Of course I am oversimplifying this a touch, but the concept is one that is actually attainable, according to technology transfer expert Clifford Gross whom I caught up with the other day on the phone.

Innovation is driving companies to look outside their interrnal R&D teams, said Gross, who is the founder and CEO of Tekcapital, a University IP company. “There is only so much creative production that can be demanded from a finite number of people,” he said. “In the end, companies will find that the vast majority of innovation taking place in their industry is occurring outside of their own four walls, however advanced their innovation system.”

Related: 5-Step Guide to Crowdsourcing Like a Pro

Acknowledging that most of the innovation happening in the world is taking place outside of the confines of your company will not be particularly meaningful for that company unless you have some way to harness it.  Now, thanks to technology, you do.

Crowdsourcing, the process of relying on large, unstructured groups of people to create a single, structured outcome, is being applied to numerous tasks with great success. From Kickstarter to Mechanical Turk, we’re seeing the power of harnessing groups of minds to accomplish big things. Now, businesses are working to harness the crowd to expedite innovation.

Recently, for example, General Electric launched GE Fuse, an open-innovation platform that seeks the input of engineers all over the world to solve technical challenges.

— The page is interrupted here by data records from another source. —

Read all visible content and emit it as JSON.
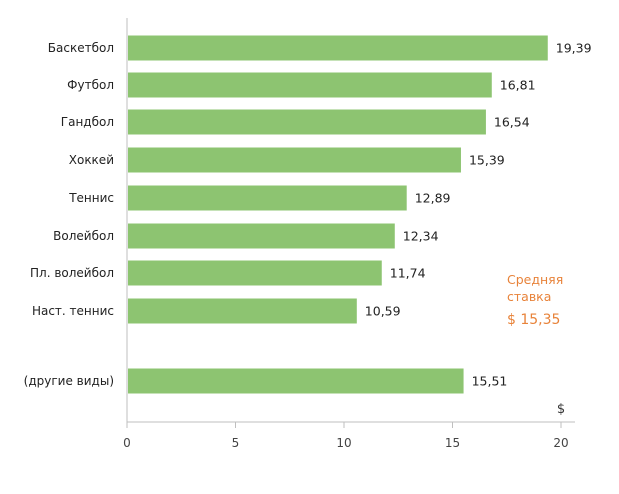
{
  "chart_data": {
    "type": "bar",
    "orientation": "horizontal",
    "categories": [
      "Баскетбол",
      "Футбол",
      "Гандбол",
      "Хоккей",
      "Теннис",
      "Волейбол",
      "Пл. волейбол",
      "Наст. теннис",
      "(другие виды)"
    ],
    "values": [
      19.39,
      16.81,
      16.54,
      15.39,
      12.89,
      12.34,
      11.74,
      10.59,
      15.51
    ],
    "value_labels": [
      "19,39",
      "16,81",
      "16,54",
      "15,39",
      "12,89",
      "12,34",
      "11,74",
      "10,59",
      "15,51"
    ],
    "xlim": [
      0,
      20
    ],
    "x_ticks": [
      0,
      5,
      10,
      15,
      20
    ],
    "x_unit": "$",
    "grid": false,
    "annotation": {
      "title_line1": "Средняя",
      "title_line2": "ставка",
      "value": "$ 15,35"
    },
    "colors": {
      "bar": "#8dc471",
      "annotation": "#e8833a",
      "axis": "#bfbfbf"
    }
  }
}
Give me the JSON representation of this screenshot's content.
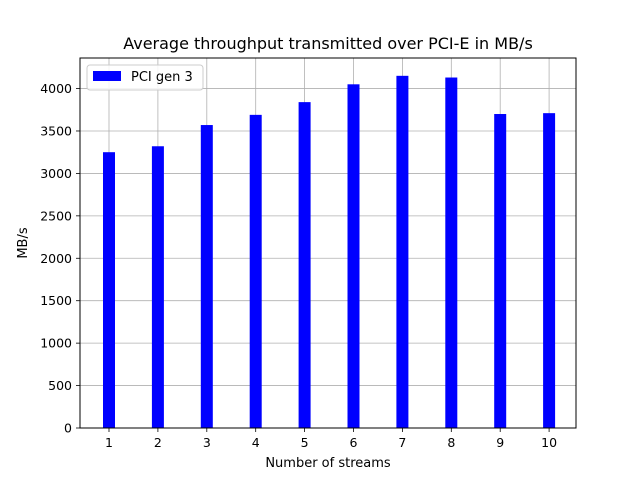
{
  "chart_data": {
    "type": "bar",
    "title": "Average throughput transmitted over PCI-E in MB/s",
    "xlabel": "Number of streams",
    "ylabel": "MB/s",
    "categories": [
      "1",
      "2",
      "3",
      "4",
      "5",
      "6",
      "7",
      "8",
      "9",
      "10"
    ],
    "series": [
      {
        "name": "PCI gen 3",
        "values": [
          3250,
          3320,
          3570,
          3690,
          3840,
          4050,
          4150,
          4130,
          3700,
          3710
        ],
        "color": "#0000ff"
      }
    ],
    "ylim": [
      0,
      4360
    ],
    "yticks": [
      0,
      500,
      1000,
      1500,
      2000,
      2500,
      3000,
      3500,
      4000
    ],
    "grid": true,
    "legend_position": "top-left"
  }
}
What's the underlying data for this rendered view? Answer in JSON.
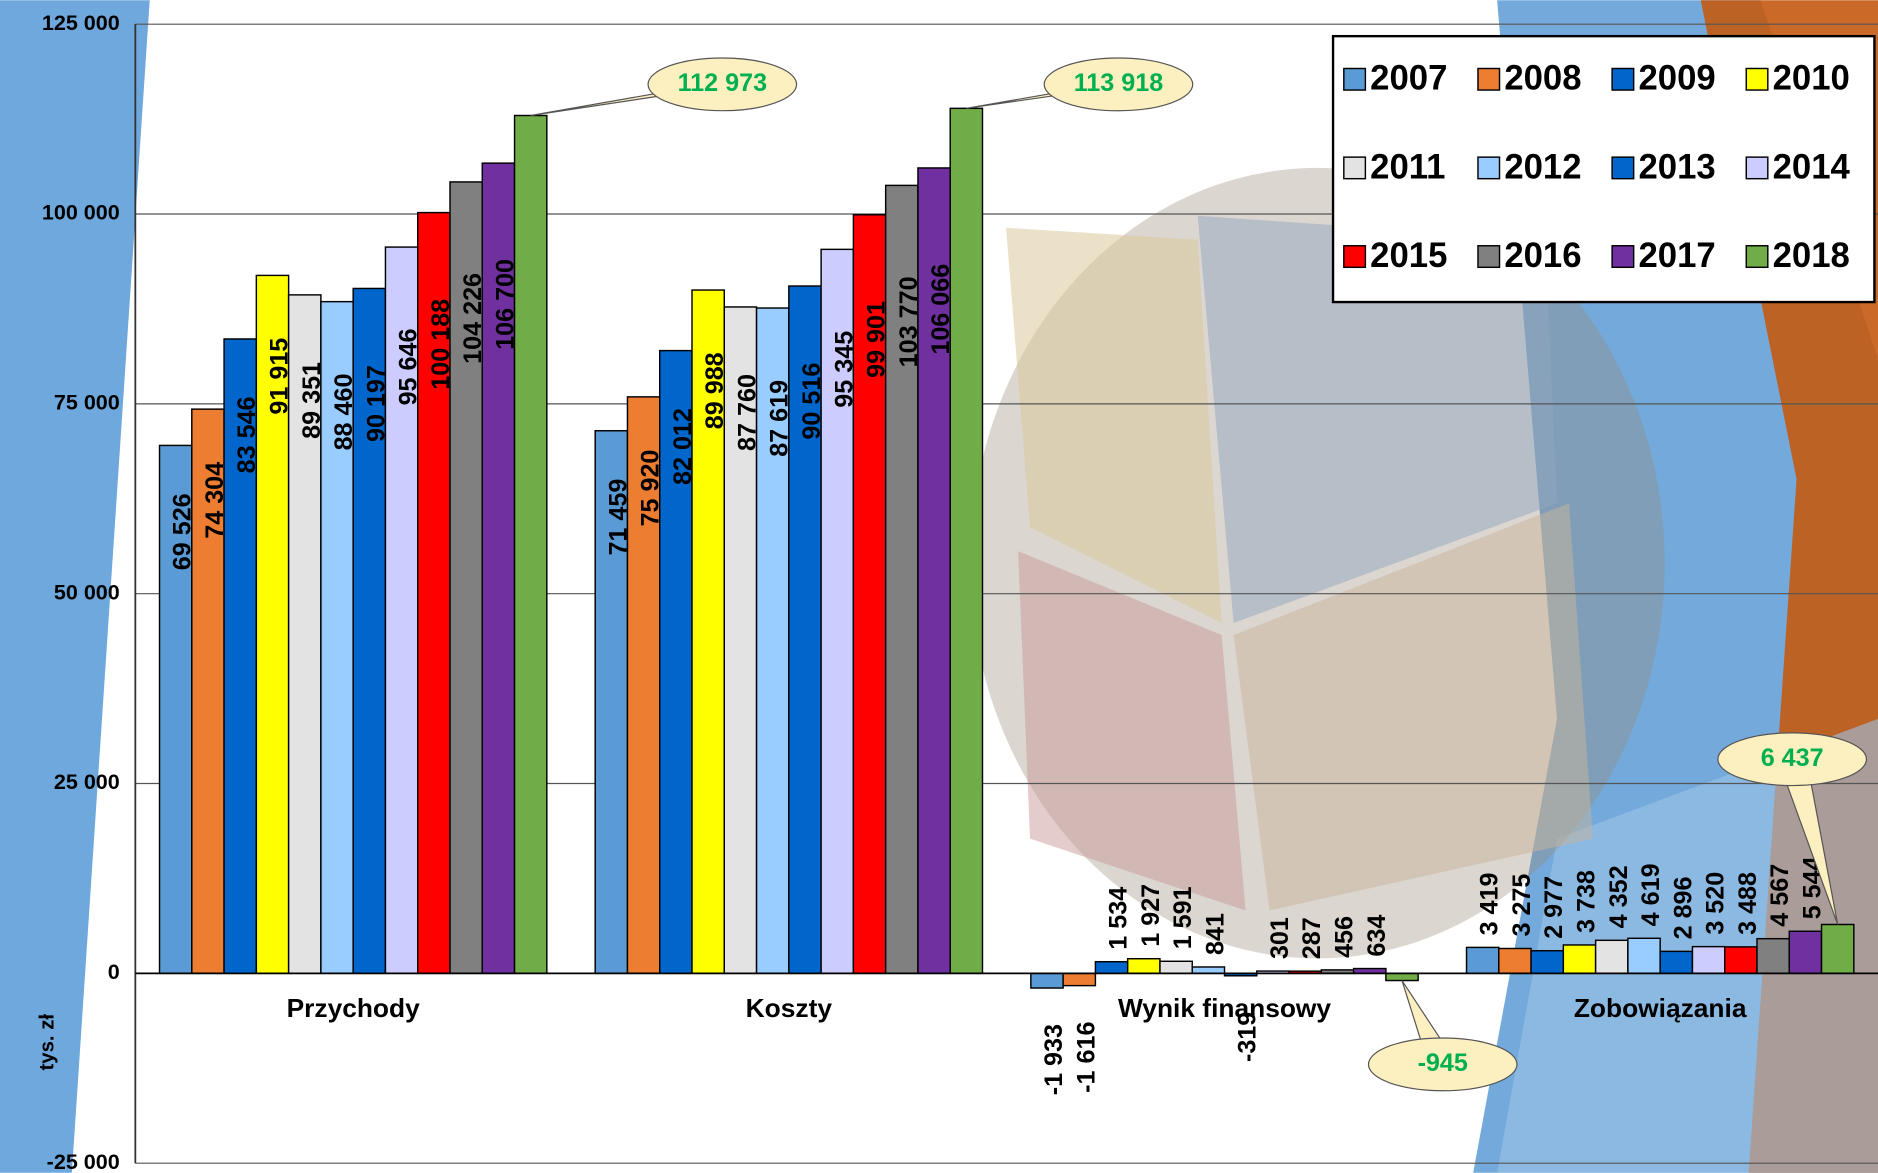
{
  "chart_data": {
    "type": "bar",
    "categories": [
      "Przychody",
      "Koszty",
      "Wynik finansowy",
      "Zobowiązania"
    ],
    "y_label": "tys. zł",
    "ylim": [
      -25000,
      125000
    ],
    "yticks": [
      {
        "value": -25000,
        "label": "-25 000"
      },
      0,
      {
        "value": 25000,
        "label": "25 000"
      },
      {
        "value": 50000,
        "label": "50 000"
      },
      {
        "value": 75000,
        "label": "75 000"
      },
      {
        "value": 100000,
        "label": "100 000"
      },
      {
        "value": 125000,
        "label": "125 000"
      }
    ],
    "grid": true,
    "legend": "top-right",
    "series": [
      {
        "name": "2007",
        "color": "#5b9bd5",
        "values": [
          69526,
          71459,
          -1933,
          3419
        ],
        "value_labels": [
          "69 526",
          "71 459",
          "-1 933",
          "3 419"
        ]
      },
      {
        "name": "2008",
        "color": "#ed7d31",
        "values": [
          74304,
          75920,
          -1616,
          3275
        ],
        "value_labels": [
          "74 304",
          "75 920",
          "-1 616",
          "3 275"
        ]
      },
      {
        "name": "2009",
        "color": "#0066cc",
        "values": [
          83546,
          82012,
          1534,
          2977
        ],
        "value_labels": [
          "83 546",
          "82 012",
          "1 534",
          "2 977"
        ]
      },
      {
        "name": "2010",
        "color": "#ffff00",
        "values": [
          91915,
          89988,
          1927,
          3738
        ],
        "value_labels": [
          "91 915",
          "89 988",
          "1 927",
          "3 738"
        ]
      },
      {
        "name": "2011",
        "color": "#e3e3e3",
        "values": [
          89351,
          87760,
          1591,
          4352
        ],
        "value_labels": [
          "89 351",
          "87 760",
          "1 591",
          "4 352"
        ]
      },
      {
        "name": "2012",
        "color": "#99ccff",
        "values": [
          88460,
          87619,
          841,
          4619
        ],
        "value_labels": [
          "88 460",
          "87 619",
          "841",
          "4 619"
        ]
      },
      {
        "name": "2013",
        "color": "#0066cc",
        "values": [
          90197,
          90516,
          -319,
          2896
        ],
        "value_labels": [
          "90 197",
          "90 516",
          "-319",
          "2 896"
        ]
      },
      {
        "name": "2014",
        "color": "#ccccff",
        "values": [
          95646,
          95345,
          301,
          3520
        ],
        "value_labels": [
          "95 646",
          "95 345",
          "301",
          "3 520"
        ]
      },
      {
        "name": "2015",
        "color": "#ff0000",
        "values": [
          100188,
          99901,
          287,
          3488
        ],
        "value_labels": [
          "100 188",
          "99 901",
          "287",
          "3 488"
        ]
      },
      {
        "name": "2016",
        "color": "#808080",
        "values": [
          104226,
          103770,
          456,
          4567
        ],
        "value_labels": [
          "104 226",
          "103 770",
          "456",
          "4 567"
        ]
      },
      {
        "name": "2017",
        "color": "#7030a0",
        "values": [
          106700,
          106066,
          634,
          5544
        ],
        "value_labels": [
          "106 700",
          "106 066",
          "634",
          "5 544"
        ]
      },
      {
        "name": "2018",
        "color": "#70ad47",
        "values": [
          112973,
          113918,
          -945,
          6437
        ],
        "value_labels": [
          "112 973",
          "113 918",
          "-945",
          "6 437"
        ]
      }
    ]
  }
}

“The ultimate goal is to accelerate product and technology development,” Amelia Gandara, community leader at Fuse, told Forbes. “This is truly a community of curious minds eager to apply their technical skills to a project that challenges them as engineers, scientists and problem-solvers.”

By leveraging the resources of the crowd, the amount of brain power being applied to any given problem can be exponentially increased. In the case of GE, the problem itself is determined by the company, at which point the crowd begins to work on it. But for many entrepreneurs who do not have the resources or funds to organize their own “crowd,” it is better to see what good ideas the crowd already has.

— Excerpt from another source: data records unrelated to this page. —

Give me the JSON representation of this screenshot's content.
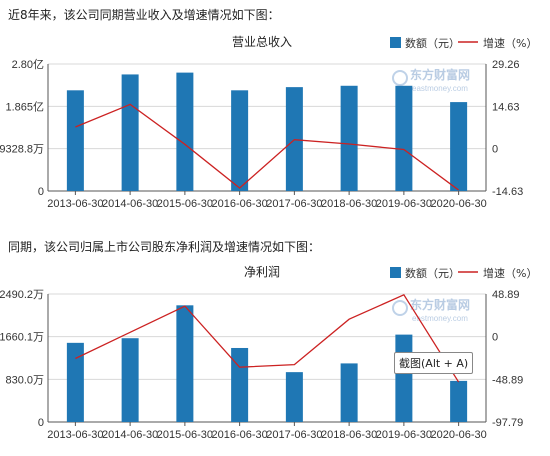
{
  "intro_1": "近8年来，该公司同期营业收入及增速情况如下图：",
  "intro_2": "同期，该公司归属上市公司股东净利润及增速情况如下图：",
  "tooltip": "截图(Alt + A)",
  "watermark": {
    "brand": "东方财富网",
    "url": "eastmoney.com"
  },
  "colors": {
    "bar": "#1f77b4",
    "line": "#cc2222",
    "grid": "#d8d8d8",
    "axis": "#555555"
  },
  "chart_data": [
    {
      "type": "bar",
      "title": "营业总收入",
      "legend": {
        "bar_label": "数额（元）",
        "line_label": "增速（%）"
      },
      "categories": [
        "2013-06-30",
        "2014-06-30",
        "2015-06-30",
        "2016-06-30",
        "2017-06-30",
        "2018-06-30",
        "2019-06-30",
        "2020-06-30"
      ],
      "bar_values": [
        2.22,
        2.57,
        2.61,
        2.22,
        2.29,
        2.32,
        2.32,
        1.96
      ],
      "line_values": [
        7.5,
        15.3,
        1.5,
        -13.6,
        3.1,
        1.6,
        -0.3,
        -14.3
      ],
      "y_left_ticks": [
        "2.80亿",
        "1.865亿",
        "9328.8万",
        "0"
      ],
      "y_left_range": [
        0,
        2.8
      ],
      "y_right_ticks": [
        "29.26",
        "14.63",
        "0",
        "-14.63"
      ],
      "y_right_range": [
        -14.63,
        29.26
      ]
    },
    {
      "type": "bar",
      "title": "净利润",
      "legend": {
        "bar_label": "数额（元）",
        "line_label": "增速（%）"
      },
      "categories": [
        "2013-06-30",
        "2014-06-30",
        "2015-06-30",
        "2016-06-30",
        "2017-06-30",
        "2018-06-30",
        "2019-06-30",
        "2020-06-30"
      ],
      "bar_values": [
        1540,
        1630,
        2270,
        1440,
        970,
        1140,
        1700,
        800
      ],
      "line_values": [
        -25,
        5,
        35,
        -35,
        -32,
        20,
        48,
        -52
      ],
      "y_left_ticks": [
        "2490.2万",
        "1660.1万",
        "830.0万",
        "0"
      ],
      "y_left_range": [
        0,
        2490.2
      ],
      "y_right_ticks": [
        "48.89",
        "0",
        "-48.89",
        "-97.79"
      ],
      "y_right_range": [
        -97.79,
        48.89
      ]
    }
  ]
}
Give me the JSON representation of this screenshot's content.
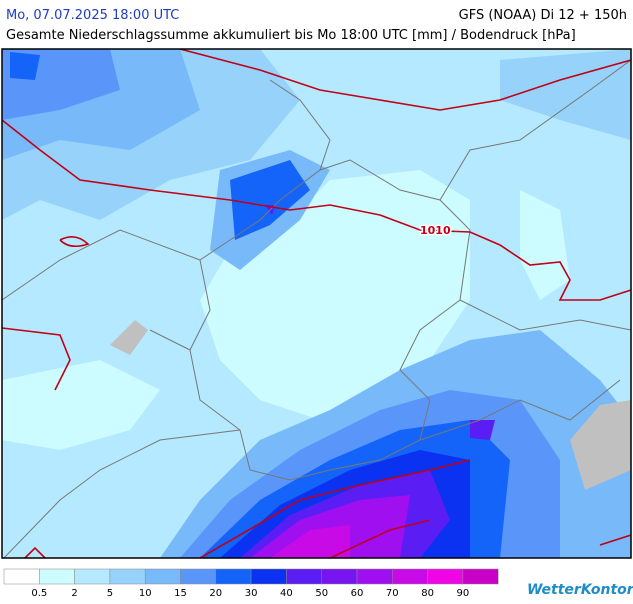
{
  "header": {
    "datetime": "Mo, 07.07.2025 18:00 UTC",
    "model": "GFS (NOAA) Di 12 + 150h",
    "subtitle": "Gesamte Niederschlagssumme akkumuliert bis Mo 18:00 UTC [mm] / Bodendruck [hPa]"
  },
  "map": {
    "isobar_label": "1010"
  },
  "legend": {
    "colors": [
      "#ffffff",
      "#ccfcff",
      "#b5e9ff",
      "#96d2fa",
      "#78b9fa",
      "#5a96fa",
      "#1464fa",
      "#0a32f0",
      "#5a1ef5",
      "#7814f0",
      "#a00ff0",
      "#c80ae6",
      "#f005e6",
      "#c800c8"
    ],
    "thresholds": [
      0.5,
      2,
      5,
      10,
      15,
      20,
      30,
      40,
      50,
      60,
      70,
      80,
      90
    ]
  },
  "logo": "WetterKontor"
}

To do that, entrepreneurs need to find ways to gather, collate, and disseminate breakthroughs.

“Of the 15,000 research institutions in the world, about 4,000 produce 80 percent of the world’s new university IP,” Gross explained. “By leveraging a search algorithm that surfaces new research coming out of these institutions, it is possible to disseminate the biggest technological advances in the world in near-real time.

“The ability to capture new innovations from the university knowledge pool and make them accessible to the corporate world is essentially ‘innovation-as-a-service.’”

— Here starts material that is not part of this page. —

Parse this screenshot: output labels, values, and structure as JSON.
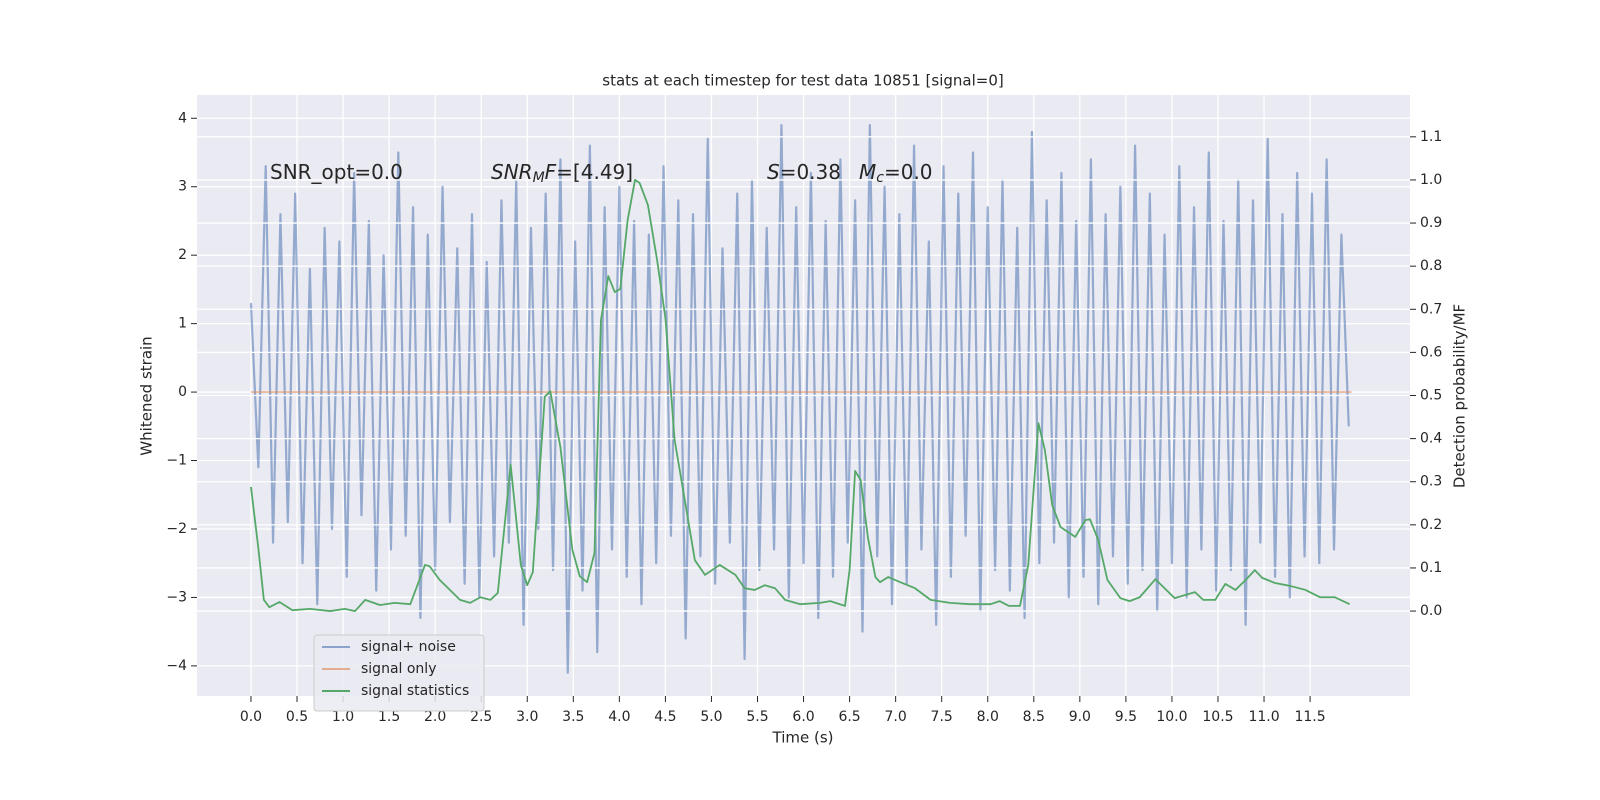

Innovation? It’s always been an arms race. Since the time before Thomas Edison and Nikola Tesla battled over the right to take electric-current technology to market, entrepreneurs have been scrambling to stay ahead. In the 20th century, companies spent billions of dollars on sophisticated R&D departments.

Related: Driving Innovation With Crowdsourcing

More recently, acquisitions have become a central part of staying ahead. Capturing innovation from the crowd is now streamlined enough to become a part of any company’s survival kit. But because there is no finish line in the race to get ahead, we can expect innovation-as-a-service to continue evolving.

Manesh Nair, writing for Entrepreneur, explained it this way: “Ninety-five percent of startups fail within their first year due to lack of any new ideas,” he wrote. “So, clearly, every startup needs to make innovation a part of its DNA, if it wants to get ahead of competitors and retain that position.”